Every other "AI coding" tool tries to bolt cluster-awareness onto an editor. Sandbox does the inverse: it bolts an editor experience onto a cluster the user already owns.
Success criteria
We will know Sandbox is the right product when:
- A developer on an iPad in a cab can ship a PR to production from a session that started on their desktop that morning, without re-attaching by hand.
- A new customer goes from
console.openova.ioto a working Sovereign by speaking three sentences. No wizard fields touched. - The Sovereign admin can see "Org X spent $42 on agent tokens this week, 8 sessions, 3 production deploys" without writing a query.
- A Cursor user and a Claude Code user inside the same Org open each other's PRs and the cards in each session reference the other's diffs because both subscribed to the same JetStream subjects.
- The marketing pitch for Sovereign no longer leads with "secure tenant cloud" — it leads with "the only place where your agents can ship for you."
Non-goals
- Sandbox is not an editor. It does not replace VS Code / Cursor / IntelliJ. It hosts agents; developers keep their editors.
- Sandbox is not a Codespaces clone. Codespaces hosts a dev environment; Sandbox hosts an agent. The dev environment is incidental.
- Sandbox does not ship its own model. Users bring their model subscription (Anthropic, OpenAI, Qwen, etc.) — the Sovereign holds the API key in its secret store.
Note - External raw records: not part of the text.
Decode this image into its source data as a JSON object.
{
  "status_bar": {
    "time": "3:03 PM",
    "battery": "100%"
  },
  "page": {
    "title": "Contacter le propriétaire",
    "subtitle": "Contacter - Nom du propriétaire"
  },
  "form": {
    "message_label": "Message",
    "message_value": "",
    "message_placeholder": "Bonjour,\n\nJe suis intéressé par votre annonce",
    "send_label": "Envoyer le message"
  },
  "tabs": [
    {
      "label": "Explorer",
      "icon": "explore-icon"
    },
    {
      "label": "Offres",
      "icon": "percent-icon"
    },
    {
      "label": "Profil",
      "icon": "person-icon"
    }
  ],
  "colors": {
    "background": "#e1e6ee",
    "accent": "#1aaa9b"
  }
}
- Sandbox does not replace
catalyst-uiwizard for provisioning. The conversational entry is an alternative path for new users. Power users keep the wizard.
Cost surface (for billing design)
Sandbox usage rolls up into the existing JetStream usage stream (catalyst.usage.recorded), tagged with org_id in the payload (the existing convention — core/services/shared/events/nats.go). The cost dimensions:
- Compute — vcluster pod CPU/memory hours per Sandbox session.
- Storage — PVC GB-hours for repo workdirs and build caches.
- Agent tokens — model API spend attributed to the session's owner.
- Preview hosting — pod-hours for live preview deployments under the Org's marketplace subdomain.
The super-admin dashboard shows per-Org rollup; the org admin dashboard shows per-developer rollup; the developer sees their own only.